Being The Ad Network / 04.21.08
Over the past couple of weeks I have talked about the Vertical in one form or another. This is where a business controls all aspect of how they attain their revenue. In the online publishing world this means managing your own ads. In the past month there has been some moves by major players to not only drop ad networks so they can sell their own ads, but to also maintain their brand.
This week comes news of another ad network being start up by SixApart and some people believe that ad networks need to stop, but they are just the hot thing like social networks and blog networks before them. What really makes companies want to dive into them is that the revenue model is already established: sell ads, make money. To be honest why shouldn’t larger companies get involved? There is enough site inventory out there to go around and financially speaking wouldn’t it be the same cost to pitch two sites as it is to pitch two?
What is funny and disappointing at the same time is that after all these years of online activity we have come full circle to going back to the concept we said we could live without doing: selling ads. Is that the only way to make real money on the web and with this economic downturn is it a good idea to rely on it? I suppose if your model is providing content this is the way to go, just crazy to not see any innovation in revenue models like we say in technology.
It all goes to free eventually right?
Things are a little different now though because the ad networks are not only competing with each other, but competing with content providers that sell their own ads as well. This is why you might see a lot of talk about ad networks buying up content sites because there is becoming almost zero distinction between an ad network and a content network.
It will be interesting to see how things play out over the next 18 months.
One Response
Anil // April 28th, 2008
Well, I think some of the skepticism about yet-another-ad-network is well-warranted, which is why I’d hasten to say that (no matter how it’s been characterized by the press) we’re *not* doing another ad network at Six Apart.
Our goal is to give bloggers everything they need, from great tools to our expertise to ways to make money, including ads. From what I’ve seen, a lot of the generic ad networks are basically saying “we hope to get tons of page views and then figure out how to sell ads on them”. In our case, we already have a large number of blogs and sites that we power, either with our technology or with our ad program or both.

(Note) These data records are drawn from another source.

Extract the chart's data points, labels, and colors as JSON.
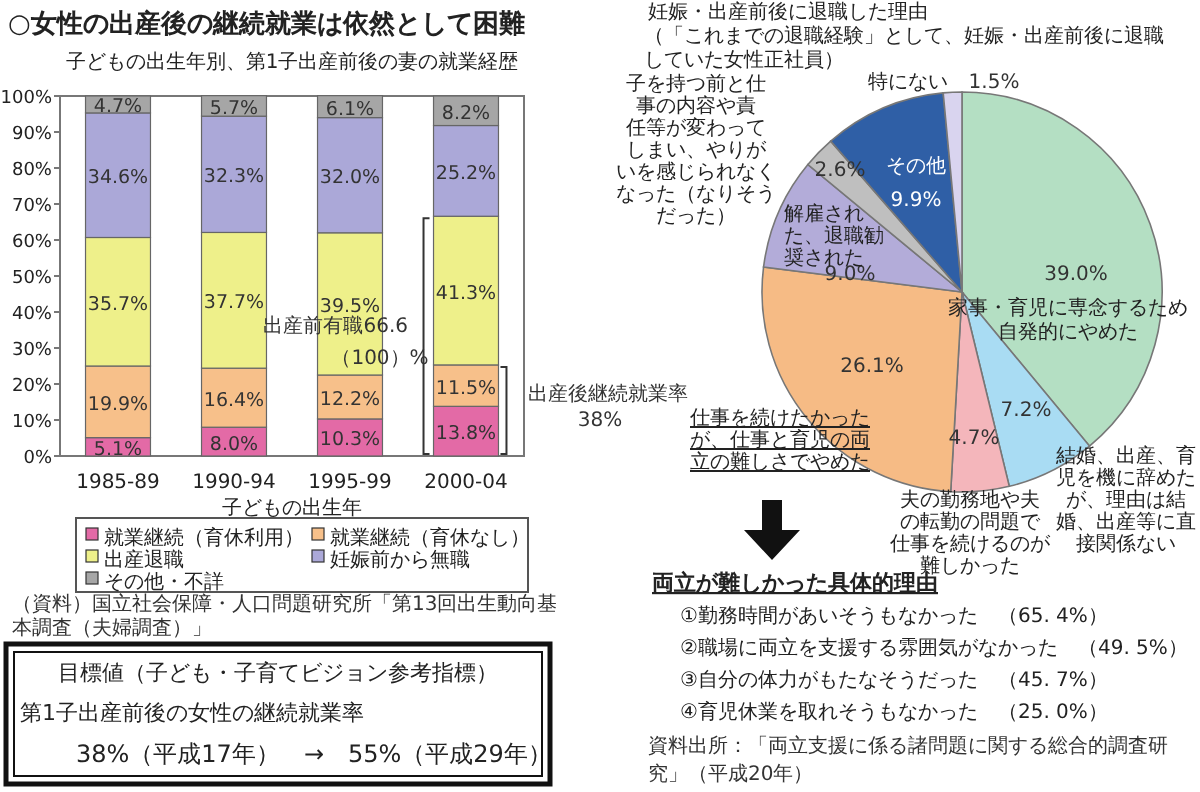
{
  "chart_data": [
    {
      "type": "bar",
      "title": "○女性の出産後の継続就業は依然として困難",
      "subtitle": "子どもの出生年別、第1子出産前後の妻の就業経歴",
      "xlabel": "子どもの出生年",
      "categories": [
        "1985-89",
        "1990-94",
        "1995-99",
        "2000-04"
      ],
      "stacked": true,
      "legend": "bottom",
      "ylim": [
        0,
        100
      ],
      "yticks": [
        {
          "value": 0,
          "label": "0%"
        },
        {
          "value": 10,
          "label": "10%"
        },
        {
          "value": 20,
          "label": "20%"
        },
        {
          "value": 30,
          "label": "30%"
        },
        {
          "value": 40,
          "label": "40%"
        },
        {
          "value": 50,
          "label": "50%"
        },
        {
          "value": 60,
          "label": "60%"
        },
        {
          "value": 70,
          "label": "70%"
        },
        {
          "value": 80,
          "label": "80%"
        },
        {
          "value": 90,
          "label": "90%"
        },
        {
          "value": 100,
          "label": "100%"
        }
      ],
      "series": [
        {
          "name": "就業継続（育休利用）",
          "color": "#e36aa6",
          "values": [
            5.1,
            8.0,
            10.3,
            13.8
          ],
          "value_labels": [
            "5.1%",
            "8.0%",
            "10.3%",
            "13.8%"
          ]
        },
        {
          "name": "就業継続（育休なし）",
          "color": "#f7c08a",
          "values": [
            19.9,
            16.4,
            12.2,
            11.5
          ],
          "value_labels": [
            "19.9%",
            "16.4%",
            "12.2%",
            "11.5%"
          ]
        },
        {
          "name": "出産退職",
          "color": "#eef08a",
          "values": [
            35.7,
            37.7,
            39.5,
            41.3
          ],
          "value_labels": [
            "35.7%",
            "37.7%",
            "39.5%",
            "41.3%"
          ]
        },
        {
          "name": "妊娠前から無職",
          "color": "#aba8d8",
          "values": [
            34.6,
            32.3,
            32.0,
            25.2
          ],
          "value_labels": [
            "34.6%",
            "32.3%",
            "32.0%",
            "25.2%"
          ]
        },
        {
          "name": "その他・不詳",
          "color": "#a6a6a6",
          "values": [
            4.7,
            5.7,
            6.1,
            8.2
          ],
          "value_labels": [
            "4.7%",
            "5.7%",
            "6.1%",
            "8.2%"
          ]
        }
      ],
      "annotations": [
        "出産前有職66.6",
        "（100）%",
        "出産後継続就業率",
        "38%",
        "（資料）国立社会保障・人口問題研究所「第13回出生動向基本調査（夫婦調査）」"
      ]
    },
    {
      "type": "pie",
      "title": "妊娠・出産前後に退職した理由",
      "subtitle": "（「これまでの退職経験」として、妊娠・出産前後に退職していた女性正社員）",
      "categories": [
        "家事・育児に専念するため自発的にやめた",
        "結婚、出産、育児を機に辞めたが、理由は結婚、出産等に直接関係ない",
        "夫の勤務地や夫の転勤の問題で仕事を続けるのが難しかった",
        "仕事を続けたかったが、仕事と育児の両立の難しさでやめた",
        "解雇された、退職勧奨された",
        "子を持つ前と仕事の内容や責任等が変わってしまい、やりがいを感じられなくなった（なりそうだった）",
        "その他",
        "特にない"
      ],
      "values": [
        39.0,
        7.2,
        4.7,
        26.1,
        9.0,
        2.6,
        9.9,
        1.5
      ],
      "value_labels": [
        "39.0%",
        "7.2%",
        "4.7%",
        "26.1%",
        "9.0%",
        "2.6%",
        "9.9%",
        "1.5%"
      ],
      "colors": [
        "#b4dfc3",
        "#a9dcf3",
        "#f4b6bb",
        "#f6bb85",
        "#b3acd9",
        "#bfbfbf",
        "#2f5fa6",
        "#d9d4ef"
      ],
      "annotations": [
        "両立が難しかった具体的理由",
        "①勤務時間があいそうもなかった　（65. 4%）",
        "②職場に両立を支援する雰囲気がなかった　（49. 5%）",
        "③自分の体力がもたなそうだった　（45. 7%）",
        "④育児休業を取れそうもなかった　（25. 0%）",
        "資料出所：「両立支援に係る諸問題に関する総合的調査研究」（平成20年）"
      ]
    },
    {
      "type": "other",
      "title": "目標値（子ども・子育てビジョン参考指標）",
      "annotations": [
        "第1子出産前後の女性の継続就業率",
        "38%（平成17年）　→　55%（平成29年）"
      ]
    }
  ]
}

And I think we’ve never been a company that feels the web is only for selling ads. We wrote our business plan during the web’s *first* economic downturn, in a time before AdWords or AdSense even existed. I think we’re the stronger for it. So I can’t disagree with any of your misgivings about ill-considered ad networks, but I have to strongly disagree with the notion that our ad program, especially as part of our larger efforts to help bloggers and the web as a whole, falls into the same category as those networks.